5. Différenciation urothéliale embryologique versus Dédifférenciation dans la néoplasie urothéliale
La corrélation étroite entre les modèles d’expression de l’isotype de cytokératine et la différenciation épithéliale suggère que les cytokératines sont cruciales pour la structure et / ou la fonction du tissu épithélial. Cependant, il a été difficile d’établir quelles sont les contributions précises d’individus ou de combinaisons d’isotypes de cytokératine au phénotype et au comportement des cellules épithéliales normales et néoplasiques. Ainsi, les changements dans l’immunolocalisation du CK20 qui indiquent un risque plus élevé de récidive du carcinome urothélial reflètent probablement un changement secondaire lié à la dérégulation du programme de différenciation urothéliale pendant la carcinogenèse plutôt que d’indiquer que le CK20 est directement impliqué. On peut supposer que les schémas d’expression de CK20 et CK5 / 6 dans divers carcinomes urothéliaux ont tendance à imiter les stades de développement embryologique et de différenciation de l’urothélium. Ainsi, les carcinomes urothéliaux de haut grade (avec ou sans invasion) caractérisés par une expression diffuse de CK20 sans couche basale peuvent représenter le stade précoce de la différenciation urothéliale après la séparation du sinus urogénital du cloaque. Au cours de ce stade de développement, l’urothélium présente une coloration diffuse en CK20 mais manque de couche basale. Dans certains des carcinomes urothéliaux de haut grade, il existe une coloration uniforme de toutes les couches par CK20, mais il existe également une couche basale bien formée démontrable par l’expression de CK5 / 6. Cela peut être équivalent au stade intermédiaire de la différenciation urothéliale embryonnaire. Les carcinomes urothéliaux bien différenciés sont caractérisés par la présence d’un motif mature d’expression de CK20 où son expression est principalement limitée aux cellules parapluie, tandis qu’une couche basocellulaire bien définie immunoréactive pour CK5/6 est également présente (Figures 8 et 9).

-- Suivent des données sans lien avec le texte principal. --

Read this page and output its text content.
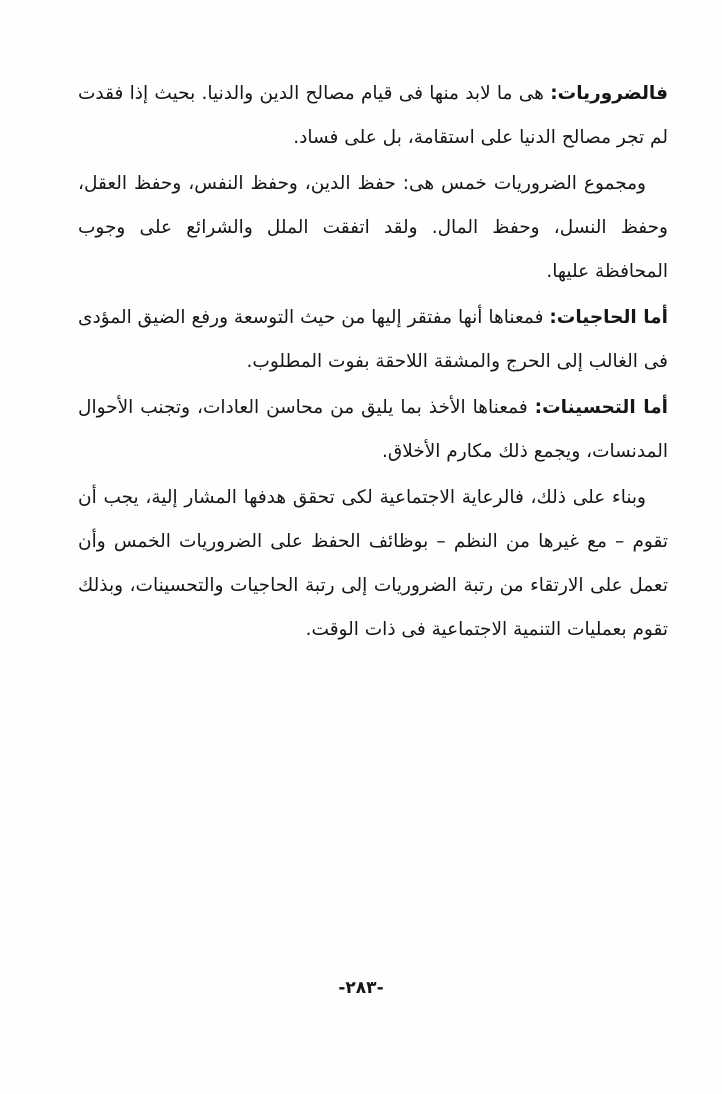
فالضروريات: هى ما لابد منها فى قيام مصالح الدين والدنيا. بحيث إذا فقدت لم تجر مصالح الدنيا على استقامة، بل على فساد.

ومجموع الضروريات خمس هى: حفظ الدين، وحفظ النفس، وحفظ العقل، وحفظ النسل، وحفظ المال. ولقد اتفقت الملل والشرائع على وجوب المحافظة عليها.

أما الحاجيات: فمعناها أنها مفتقر إليها من حيث التوسعة ورفع الضيق المؤدى فى الغالب إلى الحرج والمشقة اللاحقة بفوت المطلوب.

أما التحسينات: فمعناها الأخذ بما يليق من محاسن العادات، وتجنب الأحوال المدنسات، ويجمع ذلك مكارم الأخلاق.

وبناء على ذلك، فالرعاية الاجتماعية لكى تحقق هدفها المشار إلية، يجب أن تقوم – مع غيرها من النظم – بوظائف الحفظ على الضروريات الخمس وأن تعمل على الارتقاء من رتبة الضروريات إلى رتبة الحاجيات والتحسينات، وبذلك تقوم بعمليات التنمية الاجتماعية فى ذات الوقت.

-٢٨٣-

Ce schéma peut être équivalent au stade final du développement urothélial et de la maturation pendant la période intra-utérine.
En résumé, la coloration immunohistochimique du carcinome urothélial pour CK20 et CK5 / 6 peut fournir des informations utiles concernant la nature du carcinome urothélial et son comportement clinique.
Disponibilité des données
Aucune donnée n’a été utilisée pour appuyer cette étude.
Conflits d’intérêts
Les auteurs déclarent n’avoir aucun financement ou conflit d’intérêts à divulguer.
Remerciements
Les auteurs tiennent à souligner l’aide précieuse et l’expertise technique du personnel de supervision et technique suivant de notre laboratoire immunohistochimique dans l’exécution de la coloration immunohistochimique bicolore: MME Rajaa Al Abdulla, superviseure; MME Huda Ahmed Al Hijji, superviseure; et MME Zuhoor Ali, technologue principale.